In other words, I don't feel we should be making this decision simply on the fact that devices no longer request "WAP", but on how the real phones out there behave. Unfortunately, we do NOT have any reasonable number of common phones to test our site on - we mostly test it on android/iphone devices, which is clearly not the whole picture. The online phone testing services don't seem to provide older phone models either.

Proposal: acquire a number of devices with the most common non-smart-phone user agents based on the zero log, and perform adequate testing of all mobile features. Attempt to do the same with WAP mode (URL param?) to see if that makes any significant difference.



On Fri, Feb 28, 2014 at 11:55 PM, Adam Baso <abaso@wikimedia.org> wrote:
(Resending, got stuck in pending queue for size.)

Here's a trendline for about one month of usage.


The figure seems to be holding between 0.2% and 0.3% for that most recent 1-month period of available WML usage data in Wikipedia Zero.

Other content types are not counted in this WML percent; for example, the following hits on <language>.(m|zero).wikipedia.org are excluded: JSON, XML, PNGs, icons, JavaScript and CSS. Furthermore, content served from domains such as upload.wikimedia.org (media, including most article images) andbits.wikimedia.org (frequently accessed core UX elements such as JavaScript, CSS, icons, etc.) is not part of the denominator.

The previous email referring to sub-0.1 percent WML /hit/ ratios on in-scope active carriers - for which I provided some rather basic analysis - holds. However, using the re-worked definition of WML percent described here there's a slightly higher skew.

In addition to the PDF trendline, a quick and dirty look at the 20140214 log for active operators shows the following rough layout.

Less than 0.5% WML
Overall traffic in this zone is 77.03% of the W0 traffic; average of 0.05% WML in-zone

Between 0.5% and 1.35% WML
Overall traffic in this zone is 22.73% of the W0 traffic; average of 1.08% WML in-zone

Between 1.35% and 4.9999999999% WML
Overall traffic in this zone is 0.22% of the W0 traffic, average of 2.07% WML in-zone; 

5% and higher WML
Overall traffic in this bucket is 0.015% of the W0 traffic, average of 34.2% WML in-zone

The percents don't add to 100 perfectly as a consequence of rounding.

Generally, WML seems to be in decline across most Wikipedia Zero operators, but there are some exceptions (e.g., one operator's WML percent as defined here seems to be holding steady around 1% with this definition of WML, although I'm sort of skeptical of whether the user agent is actually WML-only or even a mobile device or is incapable of handling HTML).

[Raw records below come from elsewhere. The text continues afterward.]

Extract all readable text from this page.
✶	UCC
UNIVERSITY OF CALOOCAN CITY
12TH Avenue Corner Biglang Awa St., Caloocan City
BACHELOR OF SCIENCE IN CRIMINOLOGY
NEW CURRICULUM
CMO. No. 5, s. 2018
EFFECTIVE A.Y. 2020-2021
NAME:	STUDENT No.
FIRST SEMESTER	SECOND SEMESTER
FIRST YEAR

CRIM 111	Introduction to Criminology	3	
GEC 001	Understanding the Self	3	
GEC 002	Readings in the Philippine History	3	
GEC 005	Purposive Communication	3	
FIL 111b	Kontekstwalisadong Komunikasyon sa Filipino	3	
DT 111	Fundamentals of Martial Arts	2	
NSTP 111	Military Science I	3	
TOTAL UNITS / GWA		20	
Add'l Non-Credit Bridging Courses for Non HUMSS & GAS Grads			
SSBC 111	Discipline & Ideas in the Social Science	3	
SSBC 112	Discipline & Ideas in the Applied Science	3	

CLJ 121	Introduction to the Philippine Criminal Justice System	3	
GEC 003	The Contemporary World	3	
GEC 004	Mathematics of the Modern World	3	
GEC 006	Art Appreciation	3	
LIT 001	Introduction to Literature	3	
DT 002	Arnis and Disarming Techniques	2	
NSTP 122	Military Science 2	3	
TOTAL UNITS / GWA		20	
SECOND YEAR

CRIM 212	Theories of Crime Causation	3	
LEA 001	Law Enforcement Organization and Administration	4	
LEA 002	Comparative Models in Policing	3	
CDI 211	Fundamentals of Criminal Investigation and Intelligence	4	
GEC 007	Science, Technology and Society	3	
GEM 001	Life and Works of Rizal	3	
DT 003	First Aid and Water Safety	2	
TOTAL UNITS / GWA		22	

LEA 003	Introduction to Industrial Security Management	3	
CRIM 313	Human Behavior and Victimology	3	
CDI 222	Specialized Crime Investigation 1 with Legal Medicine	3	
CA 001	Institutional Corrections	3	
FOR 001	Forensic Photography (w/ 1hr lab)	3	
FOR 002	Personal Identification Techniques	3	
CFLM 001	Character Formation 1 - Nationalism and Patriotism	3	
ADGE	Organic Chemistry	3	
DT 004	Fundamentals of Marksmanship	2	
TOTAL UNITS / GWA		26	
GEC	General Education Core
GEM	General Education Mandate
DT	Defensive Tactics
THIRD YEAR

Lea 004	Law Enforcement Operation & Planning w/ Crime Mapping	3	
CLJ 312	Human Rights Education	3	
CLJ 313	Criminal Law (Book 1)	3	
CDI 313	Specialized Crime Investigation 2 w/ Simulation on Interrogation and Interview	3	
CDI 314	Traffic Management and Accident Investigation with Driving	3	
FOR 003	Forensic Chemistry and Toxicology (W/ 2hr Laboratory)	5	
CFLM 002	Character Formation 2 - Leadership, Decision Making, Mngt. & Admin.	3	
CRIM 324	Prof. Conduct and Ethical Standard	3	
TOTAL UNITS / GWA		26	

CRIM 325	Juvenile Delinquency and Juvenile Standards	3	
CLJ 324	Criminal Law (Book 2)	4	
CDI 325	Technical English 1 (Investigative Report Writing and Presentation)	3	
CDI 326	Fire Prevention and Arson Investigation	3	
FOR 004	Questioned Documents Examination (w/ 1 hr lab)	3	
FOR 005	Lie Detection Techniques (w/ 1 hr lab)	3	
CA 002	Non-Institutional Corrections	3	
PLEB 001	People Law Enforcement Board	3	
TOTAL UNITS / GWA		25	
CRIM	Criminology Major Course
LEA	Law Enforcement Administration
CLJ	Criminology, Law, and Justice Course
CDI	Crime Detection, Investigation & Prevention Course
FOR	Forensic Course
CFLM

We're analyzing whether WML deprecation has a disparate impact measurable enough to defer exclusive concentration on HTML, especially in light of the increasing availability of cheap mobile devices supporting HTML and the tendency for large intermediary search services and appliances to translate HTML to WML on behalf of the actual client device in the rare case of a device only supporting WML.

-Adam


On Fri, Feb 28, 2014 at 12:41 PM, Yuri Astrakhan <yastrakhan@wikimedia.org> wrote:
I just ran some stats on the 1/1000 sample logs for ZERO traffic. Due to nature of Zero - to bring Wikipedia to the developing world - we have to deal with lots of old phones. I would like to reopen WAP discussion before we put the final nail into the coffin or decide if this data warrants further investigation.